You touch on one of the great difficulties of international negotiations to lower carbon dioxide and methane emissions. Countries fight over whether to deal in percentage reductions from today's values, a reduction to a level of emissions per capita, a reduction to a total emission per capita budget over all of history, a system by which rich countries must pay for the reductions by poorer countries, etc.
Still, at the end of the day, elimination of fossil fuels requires everyone to be at 0, regardless of the above, beyond the debate over subsidies for poorer nations.
The generally bruited about year for 0 emissions is 2050. That is the predominant year cited by governments around the world pushing for a solution to global warming. The Green New Deal is ridiculous, because it chooses the year 2030. That is an unattainable date, it is like saying if a supertanker is ordered to turn around by a naval vessel that it must be going the 180 degree opposite of its prior direction such that it doesn't travel more than 100 yards in the direction it was traveling, or it can be blown out of the water. Well, supertankers simply cannot turn around in that short a distance. An advanced industrial economy can't turn around in 10 years and no longer use fossil fuels.
The sponsors of the Green New Deal seem to recognize this objection and that millions of Americans would be thrown out of work as our economy becomes totally noncompetitive. That's why they include the provision so that everyone is guaranteed a well-paying government job. Presto! no danger to you from the inevitable industrial collapse.
Since we are not the largest carbon dioxide emitter,, and since other nations are rapidly increasing their emissions (China, India, etc.) or achieving little reduction, even if we went to zero by 2030, global warming problems would not be averted. THE WHOLE WORLD MUST CUT EMISSIONS. So, the n umber one need is an enforceable global agreement. What is a reasonable goal. A 75% reduction from today's total emissions to 2050, in a linear fashion, seems workable. Adaptation to and mitigation of the effects of warming will also be required.
Now, how is it best (most likely) to gain this international agreement in a competitive nationalistic world in which countries seek military/geo-political-economic advantage over each other and in which China does so very aggressively? Well, we can look to past agreements. The huge number of nuclear weapons has been an on-going problem. What do you think would have happened if our government declared "we will destroy all of our nuclear weapons within a year, diluting the uranium to 5% enrichment". Would they say "great, we'll do the same" or will they slap each other on the back and declare "we just won"? We know what did work. We negotiated discrete, step-by-step reductions, which the United States and the USSR then both eliminated. What doesn't work? Ozone destroying CFC refrigerants were dangerously thinning the Earth's ozone layer. The wealthy nations agreed to eliminate production, allowing China to continue to produce the refrigerants for local production. China increased production and illegal CFCs were smuggled from China to the United States and Europe.

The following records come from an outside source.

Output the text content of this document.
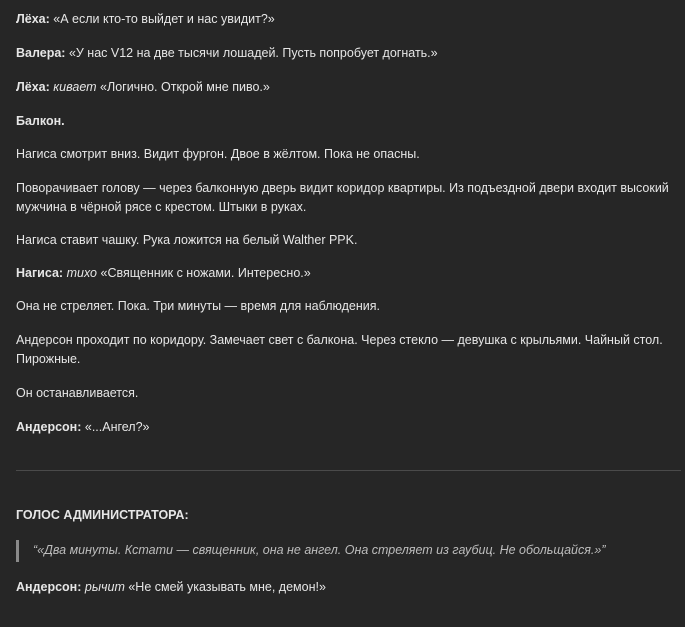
Лёха: «А если кто-то выйдет и нас увидит?»

Валера: «У нас V12 на две тысячи лошадей. Пусть попробует догнать.»

Лёха: кивает «Логично. Открой мне пиво.»

Балкон.

Нагиса смотрит вниз. Видит фургон. Двое в жёлтом. Пока не опасны.

Поворачивает голову — через балконную дверь видит коридор квартиры. Из подъездной двери входит высокий мужчина в чёрной рясе с крестом. Штыки в руках.

Нагиса ставит чашку. Рука ложится на белый Walther PPK.

Нагиса: тихо «Священник с ножами. Интересно.»

Она не стреляет. Пока. Три минуты — время для наблюдения.

Андерсон проходит по коридору. Замечает свет с балкона. Через стекло — девушка с крыльями. Чайный стол. Пирожные.

Он останавливается.

Андерсон: «...Ангел?»

ГОЛОС АДМИНИСТРАТОРА:

“«Два минуты. Кстати — священник, она не ангел. Она стреляет из гаубиц. Не обольщайся.»”

Андерсон: рычит «Не смей указывать мне, демон!»
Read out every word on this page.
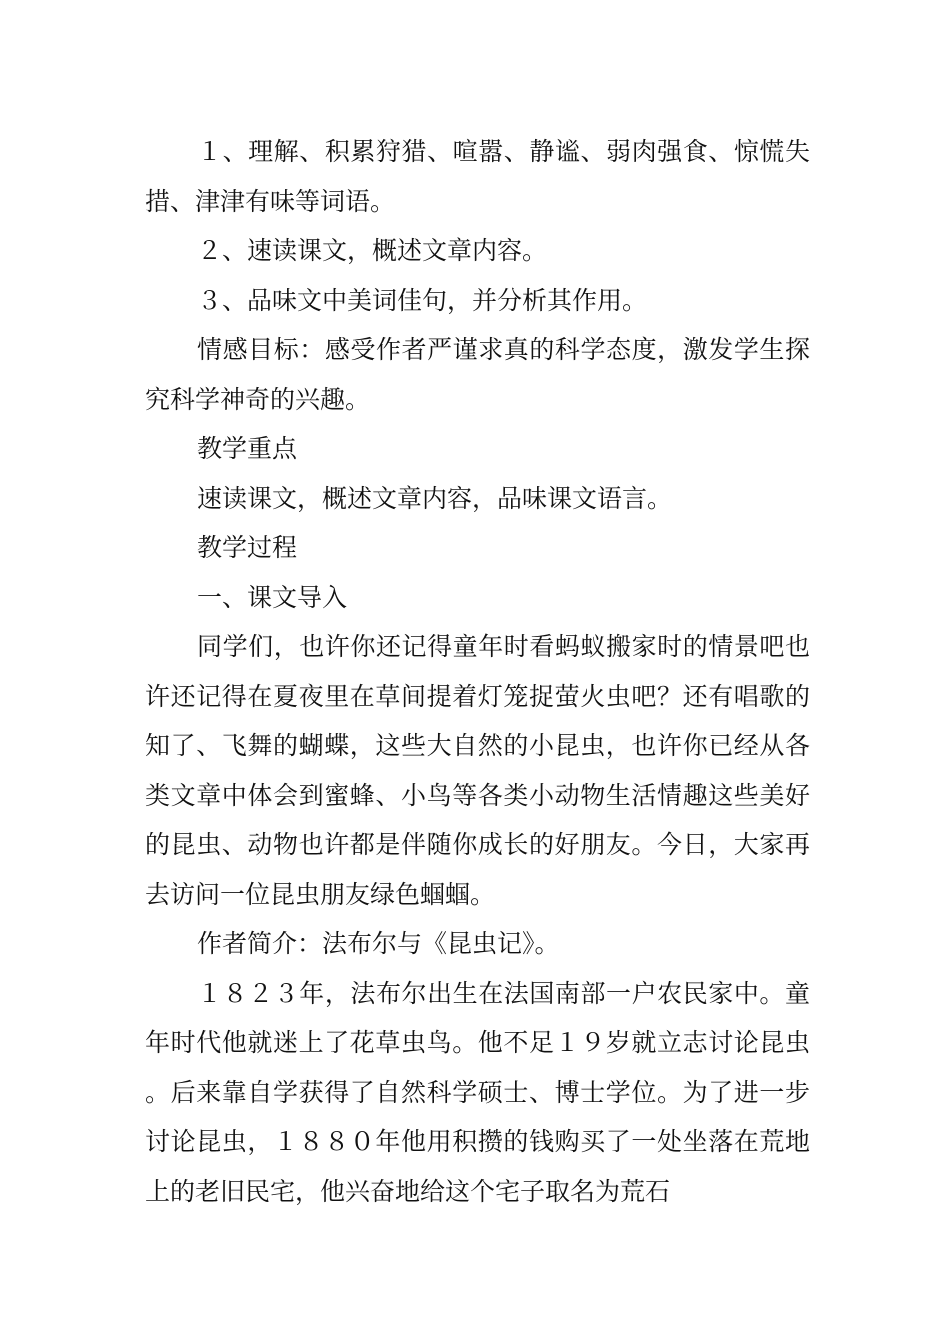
１、理解、积累狩猎、喧嚣、静谧、弱肉强食、惊慌失措、津津有味等词语。

２、速读课文，概述文章内容。

３、品味文中美词佳句，并分析其作用。

情感目标：感受作者严谨求真的科学态度，激发学生探究科学神奇的兴趣。

教学重点

速读课文，概述文章内容，品味课文语言。

教学过程

一、课文导入

同学们，也许你还记得童年时看蚂蚁搬家时的情景吧也许还记得在夏夜里在草间提着灯笼捉萤火虫吧？还有唱歌的知了、飞舞的蝴蝶，这些大自然的小昆虫，也许你已经从各类文章中体会到蜜蜂、小鸟等各类小动物生活情趣这些美好的昆虫、动物也许都是伴随你成长的好朋友。今日，大家再去访问一位昆虫朋友绿色蝈蝈。

作者简介：法布尔与《昆虫记》。

１８２３年，法布尔出生在法国南部一户农民家中。童年时代他就迷上了花草虫鸟。他不足１９岁就立志讨论昆虫。后来靠自学获得了自然科学硕士、博士学位。为了进一步讨论昆虫，１８８０年他用积攒的钱购买了一处坐落在荒地上的老旧民宅，他兴奋地给这个宅子取名为荒石
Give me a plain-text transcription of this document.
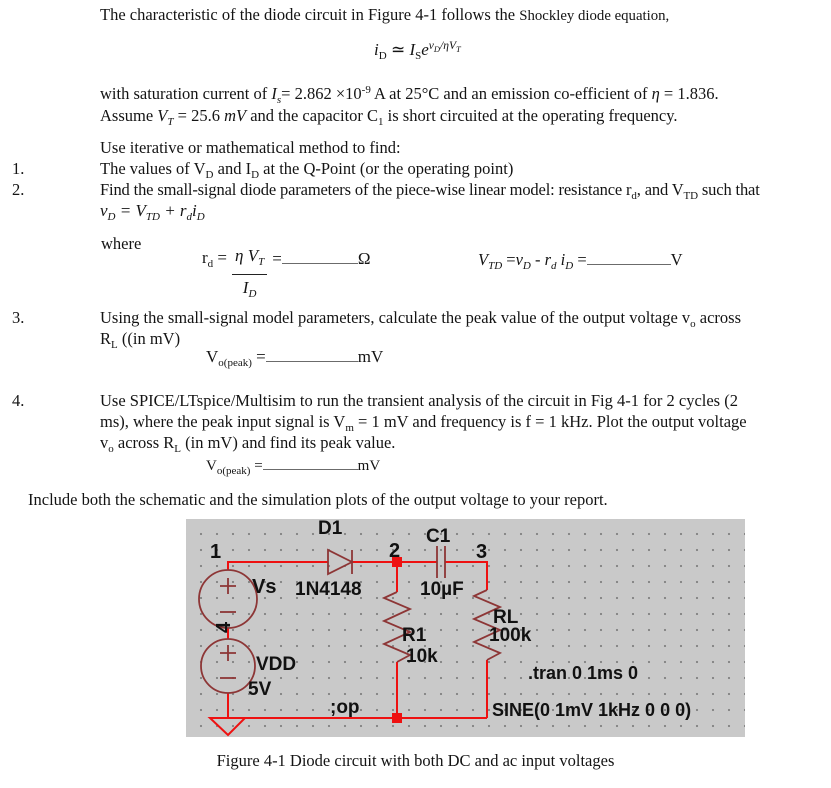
The characteristic of the diode circuit in Figure 4-1 follows the Shockley diode equation,
$i_D$ ≃ $I_Se^vD^{/\eta V}T$
with saturation current of $I_s= 2.862 \times 10^{-9}$ A at 25°C and an emission co-efficient of η = 1.836.
Assume $V_T = 25.6$ mV and the capacitor $C_1$ is short circuited at the operating frequency.
Use iterative or mathematical method to find:
1.	The values of $V_D$ and $I_D$ at the Q-Point (or the operating point)
2.	Find the small-signal diode parameters of the piece-wise linear model: resistance $r_d$, and $V_{TD}$ such that
$v_D = V_{TD} + r_di_D$
where
$r_d = \frac{\eta V_T}{I_D}$ =	Ω	$V_{TD} =v_D - r_d$ $i_D$ =	V
3.	Using the small-signal model parameters, calculate the peak value of the output voltage $v_o$ across
$R_L$ ((in mV)
$V_{o(peak)}$ =	mV
4.	Use SPICE/LTspice/Multisim to run the transient analysis of the circuit in Fig 4-1 for 2 cycles (2
ms), where the peak input signal is $V_m = 1$ mV and frequency is f = 1 kHz. Plot the output voltage
$v_o$ across $R_L$ (in mV) and find its peak value.
$V_{o(peak)}$ =	mV
Include both the schematic and the simulation plots of the output voltage to your report.
1
D1
2
C1
3
Vs 1N4148	10µF
4
VDD
5V
R1
10k
RL
100k
;op
.tran 0 1ms 0
SINE(0 1mV 1kHz 0 0 0)
Figure 4-1 Diode circuit with both DC and ac input voltages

I don't like the setting of unattainable goals (like zero fossil fuels by 2030), because they just cause people to throw up their arms and do nothing. Start with reasonable steps, with a reasonable end goal (like elimination of 75% of fossil fuel use by 2050) and require discrete, pre-agreed reductions in emissions to be made each year. Start with what is doable today: nonew coal plants and a schedule to close existing ones, increased energy efficiency standards and subsidies to retrofit existing homes etc, a carbon tax, subsidies for electric cars, solar, wind, encouragement of nuclear with a legislated solution to nuclear waste storage (Yucca Mountain was fine).
I agree that global warming is an existential threat. Environmentalist warriors don't act as if it is. They are still playing NIMBY games to stop projects which would help reduce carbon dioxide emissions, like solar energy projects and the electrical lines to connect them to the power grid, and natural gas pipelines. Virtual ALL of the huge amount of natural gas produced in northern Alaska was flared -- all of its carbon dioxide value was added to the atmosphere, with close to zero value from the energy released. The same for most of the natural gas produced with the oil from West Texas: burnt, all of its carbon dioxide released, no benefit either economically or in displacing highly polluting coal. Its beyond stupid.